Data terakhir jumlah penduduk Indonesia 237,6 Juta. Jika utang itu dibebankan pada tiap kepala, berarti jika ingin melunasi utang Indonesia satu orang harus membayar Rp7,222 juta. Jika diangsur selama lima tahun dan asumsi utang tidak bertambah berarti setiap tahun harus membayar 1,44 juta atau tiap harinya membayar Rp4.000.
Jika seandainya penduduk Indonesia berpenghasilan seperti Cristiano Ronaldo, manusia dengan gaji tertinggi di muka bumi yaitu Rp2,1 miliar per minggu atau Rp109,2 miliar per tahun, maka Indonesia hanya membutuhkan 3.145 orang seperti C Ronaldo untuk melunasi utang Indonesia selama lima tahun. Dengan catatan, utang Indonesia tidak bertambah dan uangnya tidak dikorupsi.

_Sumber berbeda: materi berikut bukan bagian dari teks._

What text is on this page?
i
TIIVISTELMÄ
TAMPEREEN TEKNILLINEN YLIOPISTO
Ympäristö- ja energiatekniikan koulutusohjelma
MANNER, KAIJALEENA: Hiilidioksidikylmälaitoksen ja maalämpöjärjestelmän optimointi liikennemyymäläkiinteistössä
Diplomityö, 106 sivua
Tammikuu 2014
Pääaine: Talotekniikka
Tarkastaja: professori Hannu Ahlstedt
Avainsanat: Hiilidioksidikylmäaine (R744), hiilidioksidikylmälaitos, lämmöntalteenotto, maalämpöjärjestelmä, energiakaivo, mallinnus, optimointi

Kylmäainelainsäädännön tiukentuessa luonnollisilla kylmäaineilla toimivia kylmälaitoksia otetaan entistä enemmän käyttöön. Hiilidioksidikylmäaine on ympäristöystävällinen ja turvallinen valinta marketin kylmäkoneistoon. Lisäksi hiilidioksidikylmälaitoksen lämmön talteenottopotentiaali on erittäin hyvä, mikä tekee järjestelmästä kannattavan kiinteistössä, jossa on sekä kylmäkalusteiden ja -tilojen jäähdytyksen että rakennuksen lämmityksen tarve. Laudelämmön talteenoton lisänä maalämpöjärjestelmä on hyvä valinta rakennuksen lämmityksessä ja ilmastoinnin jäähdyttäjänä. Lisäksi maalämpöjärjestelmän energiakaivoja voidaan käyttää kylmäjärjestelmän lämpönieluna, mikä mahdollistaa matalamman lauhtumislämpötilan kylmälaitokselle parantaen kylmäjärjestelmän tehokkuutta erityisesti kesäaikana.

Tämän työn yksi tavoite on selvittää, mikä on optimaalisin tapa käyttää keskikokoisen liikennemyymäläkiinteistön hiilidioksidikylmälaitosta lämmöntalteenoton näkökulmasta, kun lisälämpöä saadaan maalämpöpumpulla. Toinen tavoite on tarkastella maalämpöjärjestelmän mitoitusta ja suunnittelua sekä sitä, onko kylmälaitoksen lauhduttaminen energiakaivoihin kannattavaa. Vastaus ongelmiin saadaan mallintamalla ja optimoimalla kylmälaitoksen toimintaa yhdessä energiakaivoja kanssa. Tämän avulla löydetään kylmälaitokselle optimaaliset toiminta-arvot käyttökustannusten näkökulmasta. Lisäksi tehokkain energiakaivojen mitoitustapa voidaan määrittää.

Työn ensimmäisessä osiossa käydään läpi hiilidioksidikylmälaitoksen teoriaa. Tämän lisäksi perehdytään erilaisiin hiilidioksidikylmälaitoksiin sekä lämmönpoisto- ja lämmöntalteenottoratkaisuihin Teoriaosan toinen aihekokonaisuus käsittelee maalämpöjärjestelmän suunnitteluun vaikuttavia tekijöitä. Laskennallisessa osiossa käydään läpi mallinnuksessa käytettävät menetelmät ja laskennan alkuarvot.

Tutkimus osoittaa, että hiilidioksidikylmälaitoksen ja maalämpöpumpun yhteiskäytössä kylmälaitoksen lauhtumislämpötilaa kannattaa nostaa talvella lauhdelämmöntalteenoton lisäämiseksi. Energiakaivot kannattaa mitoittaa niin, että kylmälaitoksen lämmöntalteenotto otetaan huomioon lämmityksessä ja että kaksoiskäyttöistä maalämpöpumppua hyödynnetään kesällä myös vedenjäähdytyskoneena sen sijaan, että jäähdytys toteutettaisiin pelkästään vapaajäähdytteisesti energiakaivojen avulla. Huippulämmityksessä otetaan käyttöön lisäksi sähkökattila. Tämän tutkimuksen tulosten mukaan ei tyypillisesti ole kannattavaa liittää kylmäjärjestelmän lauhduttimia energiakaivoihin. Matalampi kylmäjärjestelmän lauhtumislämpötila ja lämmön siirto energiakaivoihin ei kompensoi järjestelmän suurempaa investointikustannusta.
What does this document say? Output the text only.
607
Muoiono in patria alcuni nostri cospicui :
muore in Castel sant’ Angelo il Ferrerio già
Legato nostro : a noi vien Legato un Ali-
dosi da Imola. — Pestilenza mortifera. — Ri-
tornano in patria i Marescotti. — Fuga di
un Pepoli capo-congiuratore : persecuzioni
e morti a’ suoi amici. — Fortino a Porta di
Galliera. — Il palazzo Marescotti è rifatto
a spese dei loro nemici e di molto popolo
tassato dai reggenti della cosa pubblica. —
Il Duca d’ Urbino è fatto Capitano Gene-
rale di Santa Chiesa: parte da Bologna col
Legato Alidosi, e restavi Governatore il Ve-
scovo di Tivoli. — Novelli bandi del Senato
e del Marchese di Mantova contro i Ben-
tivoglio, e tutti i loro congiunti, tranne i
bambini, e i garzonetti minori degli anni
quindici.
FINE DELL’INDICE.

Tunggu dulu, sepertinya saya terlalu berkhayal tingkat tinggi..
Mana mungkin orang mau membayar Rp4.000 tiap hari untuk membayar utang negara? Apalagi jika satu keluarga terdiri dari empat warga (misalkan KB) berarti harus membayar Rp16 ribu per hari. Kalaupun mereka mau karena saking cintanya pada Indonesia, mereka belum tentu mampu. Jangankan untuk makan, satu hari mendapatkan uang Rp16 ribu saja susah.

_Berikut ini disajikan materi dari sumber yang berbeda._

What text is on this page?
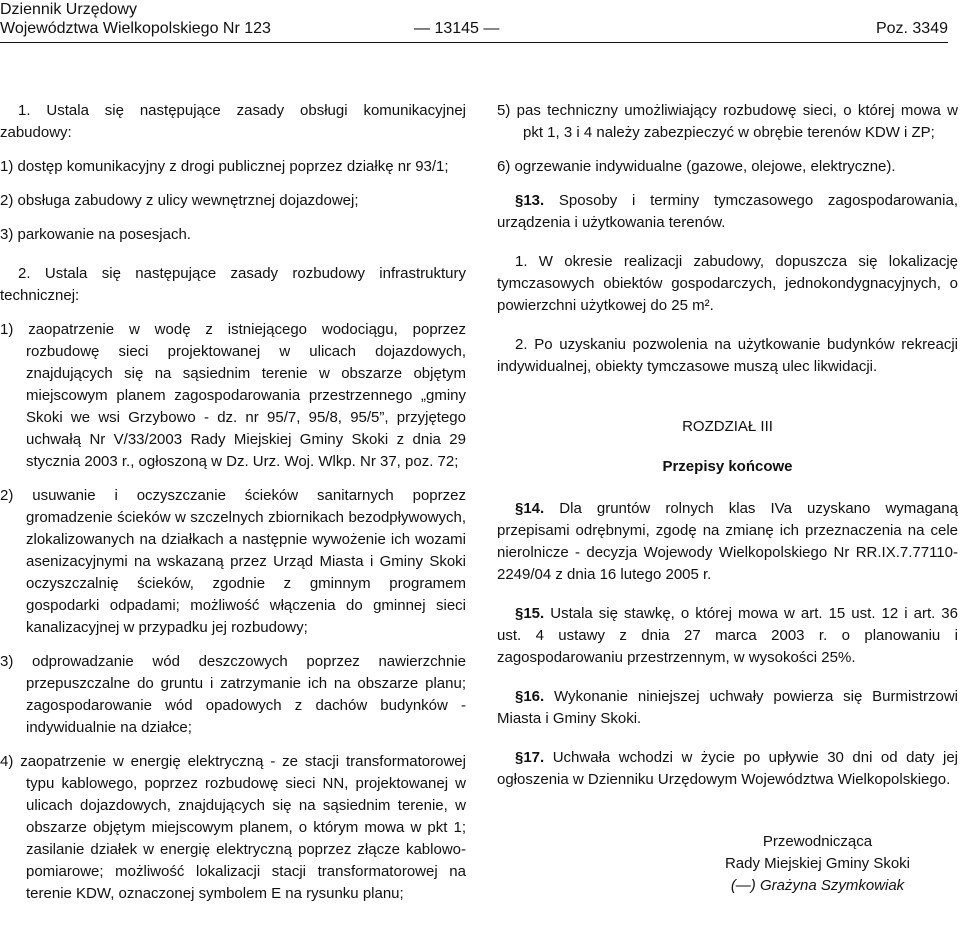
Dziennik Urzędowy
Województwa Wielkopolskiego Nr 123	— 13145 —	Poz. 3349

1. Ustala się następujące zasady obsługi komunikacyjnej zabudowy:

1) dostęp komunikacyjny z drogi publicznej poprzez działkę nr 93/1;

2) obsługa zabudowy z ulicy wewnętrznej dojazdowej;

3) parkowanie na posesjach.

2. Ustala się następujące zasady rozbudowy infrastruktury technicznej:

1) zaopatrzenie w wodę z istniejącego wodociągu, poprzez rozbudowę sieci projektowanej w ulicach dojazdowych, znajdujących się na sąsiednim terenie w obszarze objętym miejscowym planem zagospodarowania przestrzennego „gminy Skoki we wsi Grzybowo - dz. nr 95/7, 95/8, 95/5”, przyjętego uchwałą Nr V/33/2003 Rady Miejskiej Gminy Skoki z dnia 29 stycznia 2003 r., ogłoszoną w Dz. Urz. Woj. Wlkp. Nr 37, poz. 72;

2) usuwanie i oczyszczanie ścieków sanitarnych poprzez gromadzenie ścieków w szczelnych zbiornikach bezodpływowych, zlokalizowanych na działkach a następnie wywożenie ich wozami asenizacyjnymi na wskazaną przez Urząd Miasta i Gminy Skoki oczyszczalnię ścieków, zgodnie z gminnym programem gospodarki odpadami; możliwość włączenia do gminnej sieci kanalizacyjnej w przypadku jej rozbudowy;

3) odprowadzanie wód deszczowych poprzez nawierzchnie przepuszczalne do gruntu i zatrzymanie ich na obszarze planu; zagospodarowanie wód opadowych z dachów budynków - indywidualnie na działce;

4) zaopatrzenie w energię elektryczną - ze stacji transformatorowej typu kablowego, poprzez rozbudowę sieci NN, projektowanej w ulicach dojazdowych, znajdujących się na sąsiednim terenie, w obszarze objętym miejscowym planem, o którym mowa w pkt 1; zasilanie działek w energię elektryczną poprzez złącze kablowo-pomiarowe; możliwość lokalizacji stacji transformatorowej na terenie KDW, oznaczonej symbolem E na rysunku planu;

5) pas techniczny umożliwiający rozbudowę sieci, o której mowa w pkt 1, 3 i 4 należy zabezpieczyć w obrębie terenów KDW i ZP;

6) ogrzewanie indywidualne (gazowe, olejowe, elektryczne).

§13. Sposoby i terminy tymczasowego zagospodarowania, urządzenia i użytkowania terenów.

1. W okresie realizacji zabudowy, dopuszcza się lokalizację tymczasowych obiektów gospodarczych, jednokondygnacyjnych, o powierzchni użytkowej do 25 m².

2. Po uzyskaniu pozwolenia na użytkowanie budynków rekreacji indywidualnej, obiekty tymczasowe muszą ulec likwidacji.

ROZDZIAŁ III

Przepisy końcowe

§14. Dla gruntów rolnych klas IVa uzyskano wymaganą przepisami odrębnymi, zgodę na zmianę ich przeznaczenia na cele nierolnicze - decyzja Wojewody Wielkopolskiego Nr RR.IX.7.77110-2249/04 z dnia 16 lutego 2005 r.

§15. Ustala się stawkę, o której mowa w art. 15 ust. 12 i art. 36 ust. 4 ustawy z dnia 27 marca 2003 r. o planowaniu i zagospodarowaniu przestrzennym, w wysokości 25%.

§16. Wykonanie niniejszej uchwały powierza się Burmistrzowi Miasta i Gminy Skoki.

§17. Uchwała wchodzi w życie po upływie 30 dni od daty jej ogłoszenia w Dzienniku Urzędowym Województwa Wielkopolskiego.

Przewodnicząca
Rady Miejskiej Gminy Skoki
(—) Grażyna Szymkowiak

Saya jadi punya ide, bagaimana jika tiap orang mengumpulkan uang seribu rupah saja per hari. Tidak apalah utangnya baru terlunasi selama 20 tahun. Setiap hari mengumpulkan seribu kemudian dikirim ke pusat untuk menyicil utang. Bukannya akan terkumpul Rp237,6 miliar per hari? Banyak banget tuh. Setiap hari selama 20 tahun terus begitu.

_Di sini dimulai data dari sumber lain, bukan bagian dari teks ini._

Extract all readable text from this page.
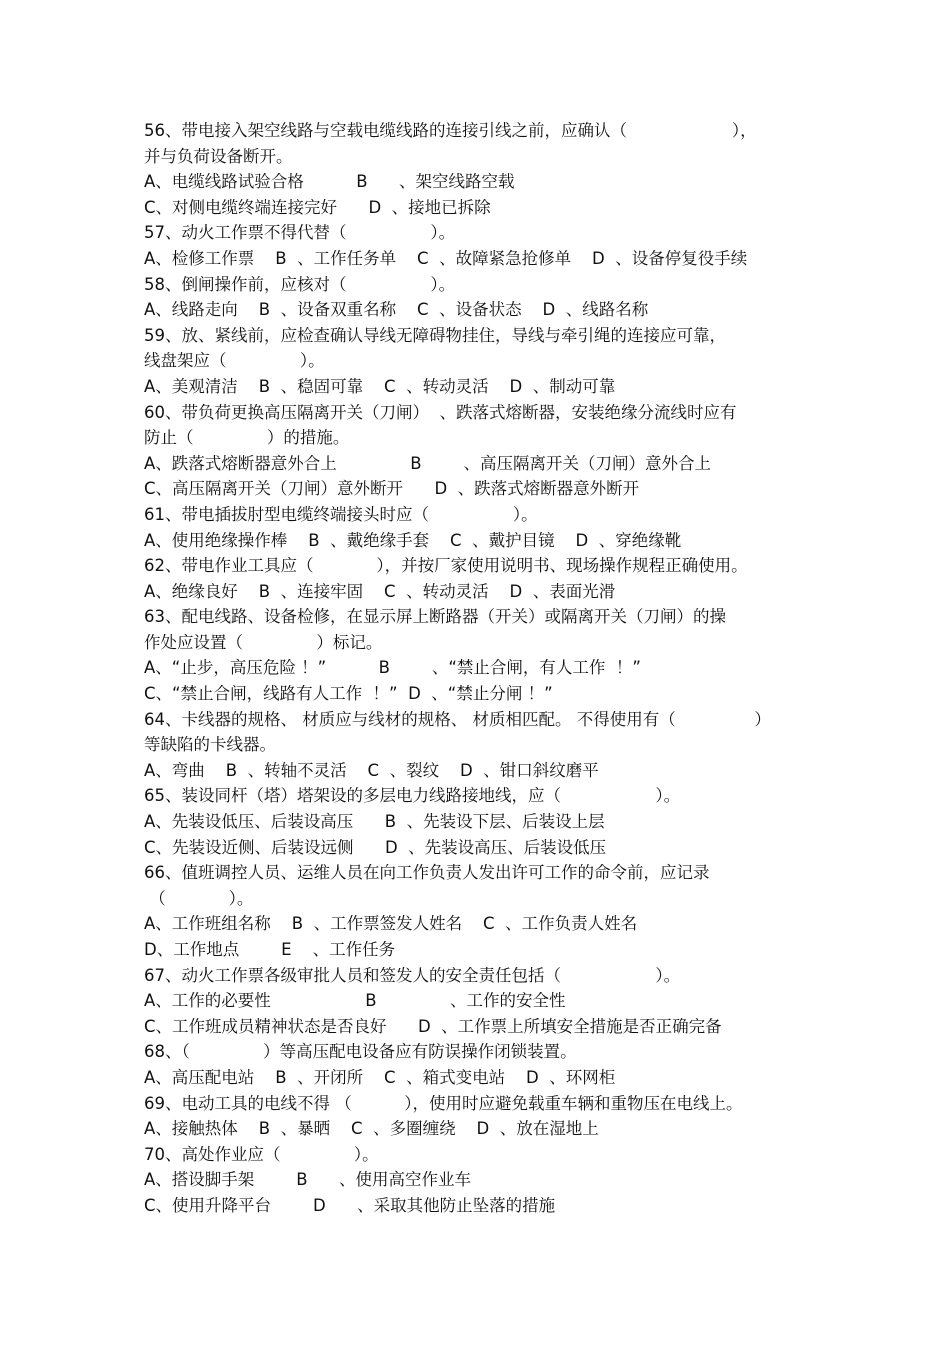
56、带电接入架空线路与空载电缆线路的连接引线之前，应确认（                    ），
并与负荷设备断开。
A、电缆线路试验合格          B      、架空线路空载
C、对侧电缆终端连接完好      D  、接地已拆除
57、动火工作票不得代替（                ）。
A、检修工作票    B  、工作任务单    C  、故障紧急抢修单    D  、设备停复役手续
58、倒闸操作前，应核对（                ）。
A、线路走向    B  、设备双重名称    C  、设备状态    D  、线路名称
59、放、紧线前，应检查确认导线无障碍物挂住，导线与牵引绳的连接应可靠，
线盘架应（              ）。
A、美观清洁    B  、稳固可靠    C  、转动灵活    D  、制动可靠
60、带负荷更换高压隔离开关（刀闸）  、跌落式熔断器，安装绝缘分流线时应有
防止（              ）的措施。
A、跌落式熔断器意外合上              B        、高压隔离开关（刀闸）意外合上
C、高压隔离开关（刀闸）意外断开      D  、跌落式熔断器意外断开
61、带电插拔肘型电缆终端接头时应（                ）。
A、使用绝缘操作棒    B  、戴绝缘手套    C  、戴护目镜    D  、穿绝缘靴
62、带电作业工具应（            ），并按厂家使用说明书、现场操作规程正确使用。
A、绝缘良好    B  、连接牢固    C  、转动灵活    D  、表面光滑
63、配电线路、设备检修，在显示屏上断路器（开关）或隔离开关（刀闸）的操
作处应设置（              ）标记。
A、“止步，高压危险 ！”          B        、“禁止合闸，有人工作  ！”
C、“禁止合闸，线路有人工作  ！”  D  、“禁止分闸 ！”
64、卡线器的规格、 材质应与线材的规格、 材质相匹配。 不得使用有（               ）
等缺陷的卡线器。
A、弯曲    B  、转轴不灵活    C  、裂纹    D  、钳口斜纹磨平
65、装设同杆（塔）塔架设的多层电力线路接地线，应（                  ）。
A、先装设低压、后装设高压      B  、先装设下层、后装设上层
C、先装设近侧、后装设远侧      D  、先装设高压、后装设低压
66、值班调控人员、运维人员在向工作负责人发出许可工作的命令前，应记录
（            ）。
A、工作班组名称    B  、工作票签发人姓名    C  、工作负责人姓名
D、工作地点        E    、工作任务
67、动火工作票各级审批人员和签发人的安全责任包括（                  ）。
A、工作的必要性                  B              、工作的安全性
C、工作班成员精神状态是否良好      D  、工作票上所填安全措施是否正确完备
68、（              ）等高压配电设备应有防误操作闭锁装置。
A、高压配电站    B  、开闭所    C  、箱式变电站    D  、环网柜
69、电动工具的电线不得 （          ），使用时应避免载重车辆和重物压在电线上。
A、接触热体    B  、暴晒    C  、多圈缠绕    D  、放在湿地上
70、高处作业应（              ）。
A、搭设脚手架        B      、使用高空作业车
C、使用升降平台        D      、采取其他防止坠落的措施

Namun saya yakin banyak yang akan ragu. Siapa yang bisa jamin jika uang Rp237,6 miliar bisa utuh. Proses penyaluran pasti akan ada reduksi, bahasa tekniknya: tidak ada yang efisiensinya 100 persen. Apalagi di Indonesia banyak tikus yang suka menggerogoti kantong yang berbau duit. Tikus yang susah diburu, kaburnya ke luar negeri.
Hmm... Bagaimana jika kita anggap negara ini sudah taubat, tidak ada lagi tikus brengsek. Uang itu sebesar itu yang digunakan untuk membayar utang Rp200 miliar saja. Sisanya untuk memberdayakan masyarakat. Bisa untuk membangun industri, mengembangkan peternakan, perkebunan, pertanian, pariwisata, iptek dan sebagainya. Pembangunan diprioritaskan untuk wilayah Indonesia yang kepadatannya masih kecil (selain Jawa & Sumatera). Tak apalah, molor jadi 26 tahun. Nanti kalau sudah lunas, kita sudah punya banyak fasilitas.
Wooi, bangun, woi!! Kamu mimpi ya?
Enggak, saya sedang menghitung-hitung utang Indonesia. Siapa tau ada yang terinspirasi. Kalau memang perhitungan saya banyak yang salah, saya mohon maaf. Karena manusia tempatnya salah dan lupa. Banyak faktor yang belum saya masukkan di sini. Bisa dikatakan yang saya lakukan adalah: PERHITUNGAN BODOH.
Bagaimana bisa negeri yang dikaruniai Tuhan dengan kekayaan alam yang melimpah tapi banyak orang miskin di mana-mana? Seperti tikus yang kelaparan di lumbung padi. Lalu siapa yang memakan padi? Mereka adalah tikus yang tidak punya lumbung padi tapi ingin makan padi.
Saya sepakat dengan kata-kata bang Haji Rhoma Irama: orang yang tidak punya utang, itulah orang yang kaya. Punya utang itu tidak nyaman. Tidak punya kemerdekaan. Mudah diintervensi. Seorang Syuhada (orang yang mati syahid & dijamin masuk surga) tertunda masuk surganya gara-gara masih punya utang yang belum dibayar.
Saya membayangkan Indonesia bisa terbebas dari lilitan utang. China sudah merasakannya, bahkan sekarang menjadi pemberi utang. Semoga saja, saya masih hidup dan bisa merasakan Indonesia tidak punya utang. Mari kita syukuri segala kenikmatan yang dikaruniakan kepada kita. Manfaatkan sebaik mungkin, semaksimal mungkin. Sesuatu yang sulit bukan berarti tidak mungkin.